Beim Super-G der Damen in Lake Louise (CAN) konnten die österreichischen Skirennläuferinnen einen Dreifach-Triumph feiern. Alexandra Meissnitzer siegte in der Zeit von 01:21.73 Minuten vor Andrea Fischbacher (01:21.83 Min.) und Michaela Dorfmeister, die einen Rückstand von 0,83 Sekunden hatte. Direkt dahinter folgte schon DSV-Athletin Martina Ertl-Renz (SC Lenggries), die einen glänzenden vierten Platz belegte.

Österreicherinnen eine Klasse für sich
Die ÖSV-Damen fahren momentan in einer anderen Liga. Beim Super-G wurde das derzeitige Kräfteverhältnis deutlich. Drei von ihnen belegten die ersten Plätze und gerade Meissnitzer sowie die junge Andrea Fischbacher überzeugten mit glänzenden Läufen. Meissnitzer konnte nach über einem Jahr wieder einen Weltcup-Sieg feiern und übernahm zudem mit 210 Punkten die Führung im Gesamt-Weltcup. Nur einen Zähler dahinter rangiert ihre Teamkollegin Dorfmeister.

Ertl-Renz knapp am Podest vorbei
Eine starke Leistung zeigte Martina Ertl-Renz, die beide Abfahrten ausgelassen hatte und dadurch im Super-G frisch an den Start gehen konnte. Sie legte einen guten Lauf hin und war vorübergehend auf dem dritten Rang. Erst Michaela Dorfmeister konnte sie verdrängen. Damit war Ertl-Renz hinter den drei ersten ÖSV-Damen die beste Skirennläuferin am Sonntag.

Starke US-Mannschaft
Die US-Damen überzeugten am Sonntag durch eine mannschaftlich geschlossene Leistung.
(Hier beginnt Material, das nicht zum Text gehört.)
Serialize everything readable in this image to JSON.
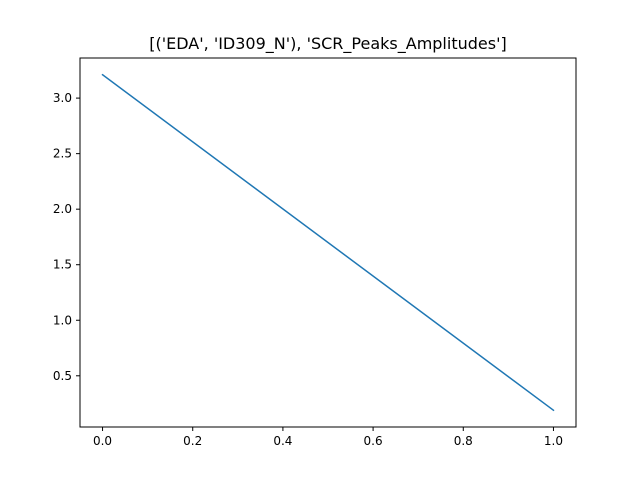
{
  "chart_data": {
    "type": "line",
    "title": "[('EDA', 'ID309_N'), 'SCR_Peaks_Amplitudes']",
    "xlabel": "",
    "ylabel": "",
    "x": [
      0.0,
      1.0
    ],
    "series": [
      {
        "values": [
          3.21,
          0.19
        ],
        "color": "#1f77b4"
      }
    ],
    "xlim": [
      -0.05,
      1.05
    ],
    "ylim": [
      0.039,
      3.361
    ],
    "xticks": [
      0.0,
      0.2,
      0.4,
      0.6,
      0.8,
      1.0
    ],
    "xtick_labels": [
      "0.0",
      "0.2",
      "0.4",
      "0.6",
      "0.8",
      "1.0"
    ],
    "yticks": [
      0.5,
      1.0,
      1.5,
      2.0,
      2.5,
      3.0
    ],
    "ytick_labels": [
      "0.5",
      "1.0",
      "1.5",
      "2.0",
      "2.5",
      "3.0"
    ],
    "grid": false,
    "legend": false
  }
}
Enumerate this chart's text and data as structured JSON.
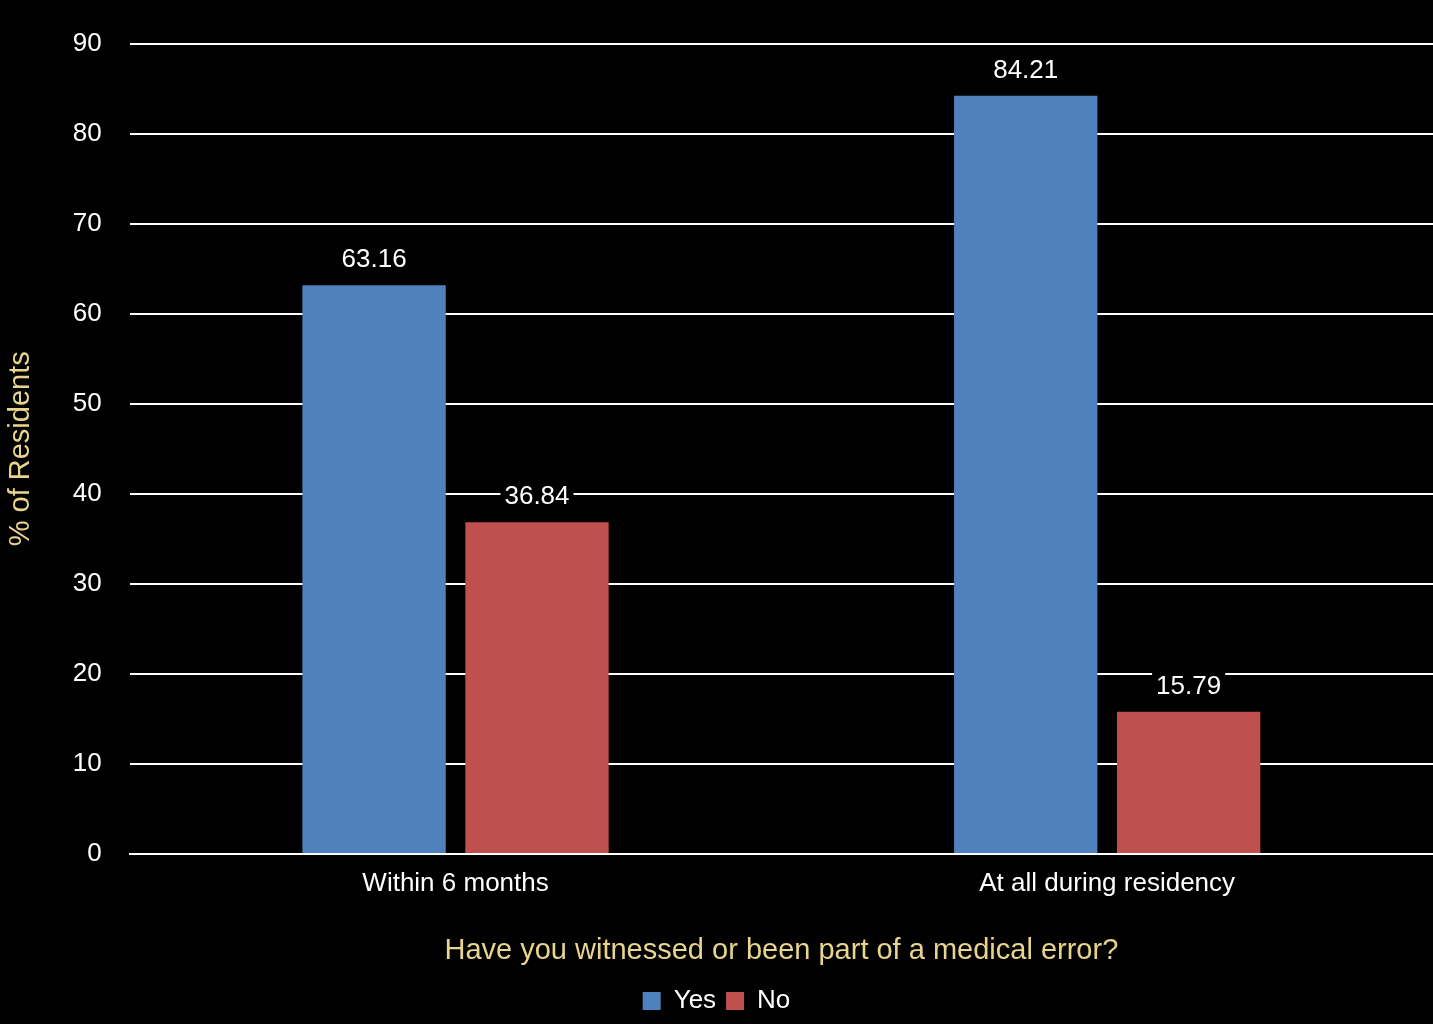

Fünf von ihnen waren unter den besten 15 zu finden. Die beste Platzierung schaffte Lindsey Kildow als Sechste, die einen Tag zuvor die zweite Abfahrt in Lake Louise gewinnen konnte. Wiedererstarkt präsentierte sich auch Kirsten Clark als Siebte.

Probleme bei Götschl, Pärson und Kostelic
Noch nicht in Form sind drei Fahrerinnen, die im letzten Jahr dem Weltcup ihren Stempel aufdrückten. Speed-Queen Renate Götschl schied im Super-G aus und Anja Pärson sowie Janica Kostelic fuhren auch am Sonntag wieder hinterher. Beide brauchen noch weitere Rennen, um wieder ganz vorne mitzumischen.

Keine Punkte für weitere DSV-Fahrerinnen
Maria Riesch (SC Partenkirchen) fuhr am Sonntag nicht ganz so aggressiv, wie es nötig gewesen wäre für eine Top-Platzierung. Am Ende stand der 38. Platz. Isabelle Huber (SC Ruhpolding) bekam noch mehr Rückstand 'aufgebrummt' und wurde 55. Petra Haltmayr (SC Rettenberg) und Stefanie Stemmer (SC Rottach-Egern) schieden aus.